The Helplessness Against the System that Rewards only the One Percent

What I also felt was anger and a profound sense of helplessness, against the system that rewards only those in the highest echelons of the pyramid, no matter if they got there by loot, murder and crime. Millions lost their homes, many more their jobs and livelihoods across the world, victims of the great crony-capitalist system. And they were made to believe that they were the victims of “market forces” that affect everyone and not of the greatest orchestrated financial fraud in the history of mankind. No law or order dares to touch the richest and mightiest. Not only are they never get punished for their crimes, no matter how big, but even get heavily rewarded while the poor go to jail on the minutest of misdemeanors, because the lives of the small(er) people they ruin do not matter, but just remain a statistic. The great greedy, grainy men (and women) sip their champagne and laugh at and deride the people they have ruined, while mouthing sanctimonious bullshit about why common people should stop victimizing them for being rich.

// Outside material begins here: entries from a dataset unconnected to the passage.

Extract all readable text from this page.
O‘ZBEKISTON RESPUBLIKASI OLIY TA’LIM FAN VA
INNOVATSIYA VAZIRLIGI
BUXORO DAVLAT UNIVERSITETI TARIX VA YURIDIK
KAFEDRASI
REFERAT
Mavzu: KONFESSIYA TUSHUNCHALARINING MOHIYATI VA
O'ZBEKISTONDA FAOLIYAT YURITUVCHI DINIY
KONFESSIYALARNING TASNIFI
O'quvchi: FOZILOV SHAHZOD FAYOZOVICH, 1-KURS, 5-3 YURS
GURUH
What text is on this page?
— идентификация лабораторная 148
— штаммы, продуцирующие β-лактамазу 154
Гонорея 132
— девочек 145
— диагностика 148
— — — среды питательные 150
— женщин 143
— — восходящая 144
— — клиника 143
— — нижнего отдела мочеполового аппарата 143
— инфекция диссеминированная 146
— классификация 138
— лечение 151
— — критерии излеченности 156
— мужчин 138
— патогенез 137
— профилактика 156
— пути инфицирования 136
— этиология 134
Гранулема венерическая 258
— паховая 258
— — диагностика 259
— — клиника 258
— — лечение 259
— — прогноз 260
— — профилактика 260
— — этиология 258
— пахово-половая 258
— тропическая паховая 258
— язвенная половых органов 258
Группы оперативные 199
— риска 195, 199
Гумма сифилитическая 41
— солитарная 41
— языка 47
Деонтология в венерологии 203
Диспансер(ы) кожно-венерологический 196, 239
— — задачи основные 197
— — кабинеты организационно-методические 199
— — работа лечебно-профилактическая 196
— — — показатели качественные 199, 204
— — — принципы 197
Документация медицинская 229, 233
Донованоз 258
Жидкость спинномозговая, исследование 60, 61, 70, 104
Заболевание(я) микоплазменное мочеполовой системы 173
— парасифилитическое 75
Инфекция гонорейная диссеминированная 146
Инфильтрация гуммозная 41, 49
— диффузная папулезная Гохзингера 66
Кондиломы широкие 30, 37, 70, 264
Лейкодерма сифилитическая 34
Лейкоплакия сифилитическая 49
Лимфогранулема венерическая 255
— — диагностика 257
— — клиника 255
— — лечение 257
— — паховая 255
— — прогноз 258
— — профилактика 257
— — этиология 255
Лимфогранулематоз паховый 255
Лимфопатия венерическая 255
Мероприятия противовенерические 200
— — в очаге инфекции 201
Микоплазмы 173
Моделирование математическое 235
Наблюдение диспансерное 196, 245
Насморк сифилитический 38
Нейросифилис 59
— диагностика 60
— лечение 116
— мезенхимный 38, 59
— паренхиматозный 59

The entry level for this absolute “do-anything-and-get-away-with-it” power differs from society to society. In India for instance, the entry level seems to be being able to own a German luxury sedan, because traffic rules do not apply for rich assholes driving BMWs, while in the US, the criteria seems to be among the top bosses of a “too big to fail” Wall Street Bank, where you are immune from all laws and even God can’t touch you. You can also have your own hoards of slaves who unlike those in history are only happy to work for you their entire lives, shackled to the yoke of mortgages and other financial obligations but made to believe that they are “free” and are just a turn away from greatness, in the modern, 21st century version of “glittering” slavery. But the peasantry does threaten to step out of the line from time to time, which is when you have to you remind them of their real place by kicking them in the nuts with spiked boots such as the Great Recession. Maybe the concept of Karma came about as a result of this sense of profound helplessness, in a hope that there exists some unknown force out there with the power to punish powerful wrongdoers when the law of common men is helpless to serve justice.